職員室のテーブルの上に置いてあった雑誌の表紙を俺は咄嗟に裏返した。特に気にするつもりもなかったのに目に入った途端そこばかりに視線が行くのが嫌で。何とも思ってなかったのに、そう思ってしまった自分が面倒臭くて。
「相澤くん?どうかした?」
「ご自分の表紙の雑誌、こういうとこに置いておかないでくださいよ」
裏表紙を上向けたまま寄ってきたオールマイトに突き返す。
「ああ、置きっぱなしになってたのか。ごめんね」
オールマイトは雑誌を受け取るとそれを胸に抱き込んだ。裏表紙に添えられた手の甲は、さっきちらりと見た黒く光沢のある長いシャツで半分程隠されていた写真とは違ってしっかりと露わになっている。
指は。
「……」
俺の視線がどこを凝視しているかをオールマイトは見ていた。多分、眉間に皺が寄っているのも。そして、胸にしまい込んだ雑誌をまじまじと見下ろして俺と表紙の自分を見比べる。
「外してないよ?」
「何がですか」
一発で見抜かれた動揺に早口で言い返して俺はこれ以上話を深掘りさせられないと背を向ける。
「指輪だよね?」
俺の前ににょきりと伸びて来るオールマイトの左手の薬指には言った通り指輪が嵌められていて。

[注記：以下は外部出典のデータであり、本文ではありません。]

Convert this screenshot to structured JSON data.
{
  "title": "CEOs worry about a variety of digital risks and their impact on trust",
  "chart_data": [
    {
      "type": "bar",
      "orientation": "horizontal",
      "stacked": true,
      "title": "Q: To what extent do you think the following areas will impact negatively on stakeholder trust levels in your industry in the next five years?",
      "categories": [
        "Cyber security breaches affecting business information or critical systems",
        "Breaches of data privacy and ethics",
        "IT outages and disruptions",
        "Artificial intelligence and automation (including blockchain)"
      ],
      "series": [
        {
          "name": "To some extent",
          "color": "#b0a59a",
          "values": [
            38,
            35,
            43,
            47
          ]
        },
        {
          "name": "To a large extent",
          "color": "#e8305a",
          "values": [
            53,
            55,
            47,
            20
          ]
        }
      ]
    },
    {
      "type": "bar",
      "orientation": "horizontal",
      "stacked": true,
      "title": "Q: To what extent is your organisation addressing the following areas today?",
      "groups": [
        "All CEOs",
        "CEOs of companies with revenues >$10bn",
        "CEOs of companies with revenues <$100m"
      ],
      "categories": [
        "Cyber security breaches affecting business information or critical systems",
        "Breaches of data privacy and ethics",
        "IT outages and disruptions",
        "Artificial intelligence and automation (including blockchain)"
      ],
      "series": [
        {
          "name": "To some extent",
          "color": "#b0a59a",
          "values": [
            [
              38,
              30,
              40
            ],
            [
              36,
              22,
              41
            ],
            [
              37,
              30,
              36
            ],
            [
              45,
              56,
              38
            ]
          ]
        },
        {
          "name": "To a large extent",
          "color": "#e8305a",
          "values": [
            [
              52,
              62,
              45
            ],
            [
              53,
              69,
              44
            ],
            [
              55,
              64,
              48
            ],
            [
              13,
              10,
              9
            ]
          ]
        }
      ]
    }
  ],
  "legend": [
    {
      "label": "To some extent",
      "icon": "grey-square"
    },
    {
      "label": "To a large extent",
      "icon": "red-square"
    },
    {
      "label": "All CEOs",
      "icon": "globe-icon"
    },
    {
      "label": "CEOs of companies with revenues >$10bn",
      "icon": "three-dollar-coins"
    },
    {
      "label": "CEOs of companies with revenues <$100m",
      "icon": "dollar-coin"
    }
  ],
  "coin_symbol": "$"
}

「スポンサーさんのアクセサリーつけるから私物の指輪は外して欲しいってスタイリストさんに言われたんだけど断ったんだよ。だからほら、ちゃんと指で隠してるだろ?」
見て見てー、と呑気な語尾と共に差し出される雑誌の表紙の、左手の薬指の部分に重なっている指先。
「……へえ」
俺の合槌にオールマイトはにっこり笑って足を留めない俺の顔を覗き込む。
「機嫌直してくれた?」
「別に最初から損ねてませんから」
「そう?」
「学校でそういう話するのやめてくださいって言ってるでしょう」
「ふふ、ごめんね」
何を言っても多分今のこの人には響かない。
見破られた気まずさに俺はますます眉の皺がギュッと深まって行くのを感じながら、衝動的にオールマイトの腕の中から雑誌を没収する。
オールマイトは背を丸めて笑った。